CARACTERISTIQUES GUSTATIVES

Les vins de Riesling se caractérisent par une robe claire, d’un jaune pâle présentant souvent des reflets verts et brillants qui annoncent sa fraîcheur caractéristique.

Ce sont des vins secs, frais et droits. Ils expriment très tôt un bouquet aromatique complexe, associant une large gamme de parfums de fruits (agrumes, pomme, poire, pêche), plus ou moins mûrs, et des arômes plus floraux (tilleul, jasmin, et plus globalement fleurs blanches).

Lorsqu’il est issu de terroirs schisteux ou granitiques, le vin de Riesling permet de découvrir, en évoluant, une palette caractéristique d’arômes minéraux (silex, pierre à fusil, note « pétrolée » ou terpénique).

En bouche, le Riesling donne au vin une grande fraîcheur, grâce à son acidité naturelle. C’est pour cela qu’il est autant apprécié, jeune, à l’apéritif par exemple. Mais sa complexité aromatique, et son bel équilibre acide-alcool, autorise pour les grands Riesling de terroir une longue garde, pouvant durer plusieurs décennies. Ces vins deviennent alors d’excellents vins de gastronomie.

ACCORDS METS-VINS

Traditionnellement, le Riesling est apprécié avec des mets aux saveurs délicatement acides et fumées, comme la choucroute évidemment ou la palette fumée.

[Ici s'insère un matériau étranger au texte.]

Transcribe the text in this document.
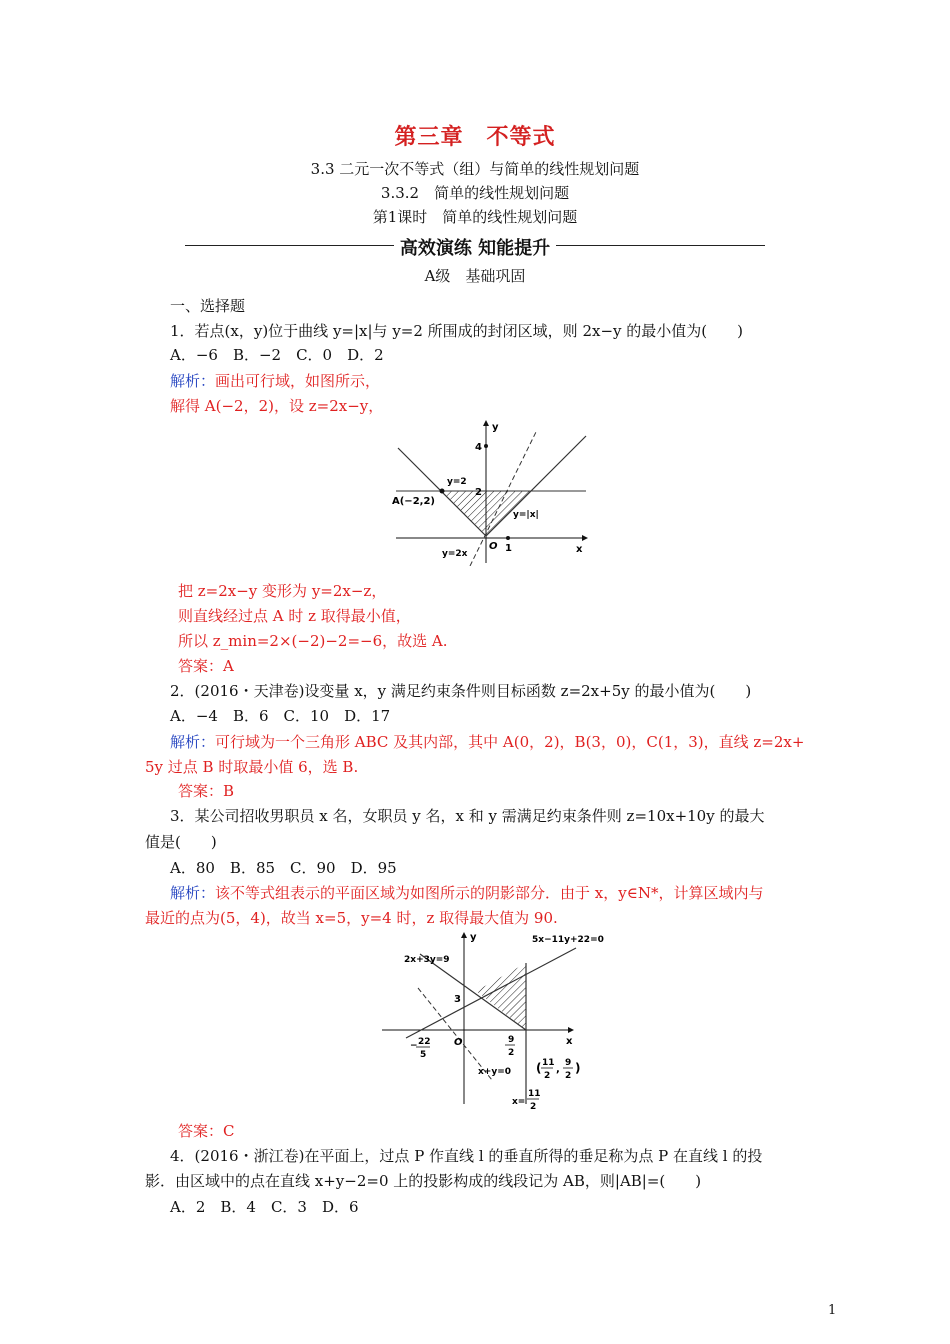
第三章　不等式
3.3 二元一次不等式（组）与简单的线性规划问题
3.3.2　简单的线性规划问题
第1课时　简单的线性规划问题
高效演练 知能提升
A级　基础巩固
一、选择题
1．若点(x，y)位于曲线 y=|x|与 y=2 所围成的封闭区域，则 2x−y 的最小值为(　　)
A．−6　B．−2　C．0　D．2
解析：画出可行域，如图所示，
解得 A(−2，2)，设 z=2x−y，
y
x
4
2
1
O
y=2
A(−2,2)
y=|x|
y=2x
把 z=2x−y 变形为 y=2x−z，
则直线经过点 A 时 z 取得最小值，
所以 z_min=2×(−2)−2=−6，故选 A.
答案：A
2．(2016・天津卷)设变量 x，y 满足约束条件则目标函数 z=2x+5y 的最小值为(　　)
A．−4　B．6　C．10　D．17
解析：可行域为一个三角形 ABC 及其内部，其中 A(0，2)，B(3，0)，C(1，3)，直线 z=2x+
5y 过点 B 时取最小值 6，选 B.
答案：B
3．某公司招收男职员 x 名，女职员 y 名，x 和 y 需满足约束条件则 z=10x+10y 的最大
值是(　　)
A．80　B．85　C．90　D．95
解析：该不等式组表示的平面区域为如图所示的阴影部分．由于 x，y∈N*，计算区域内与
最近的点为(5，4)，故当 x=5，y=4 时，z 取得最大值为 90.
y
x
5x−11y+22=0
2x+3y=9
3
O
− 22
5
9
2
x+y=0 ( 11
2
,
9
2
)
x=
11
2
答案：C
4．(2016・浙江卷)在平面上，过点 P 作直线 l 的垂直所得的垂足称为点 P 在直线 l 的投
影．由区域中的点在直线 x+y−2=0 上的投影构成的线段记为 AB，则|AB|=(　　)
A．2　B．4　C．3　D．6
1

Le Riesling s’accorde magnifiquement aux produits de la mer, même les plus iodés : poissons crus, grillés ou en sauce, crustacés ou coquillage comme la Saint-Jacques ou l’huître.

Il convient également aux volailles et plus globalement aux viandes blanches. Les préparations peuvent être beurrées, crémeuses ou cuites dans une pâte (tourte).

Les fromages de chèvre l’apprécient.

Lorsqu’il est vinifié en moelleux (VT, SGN), le Riesling s’associe parfaitement à des desserts aux agrumes (tarte au citron, soufflé à l’orange ou au pamplemousse…).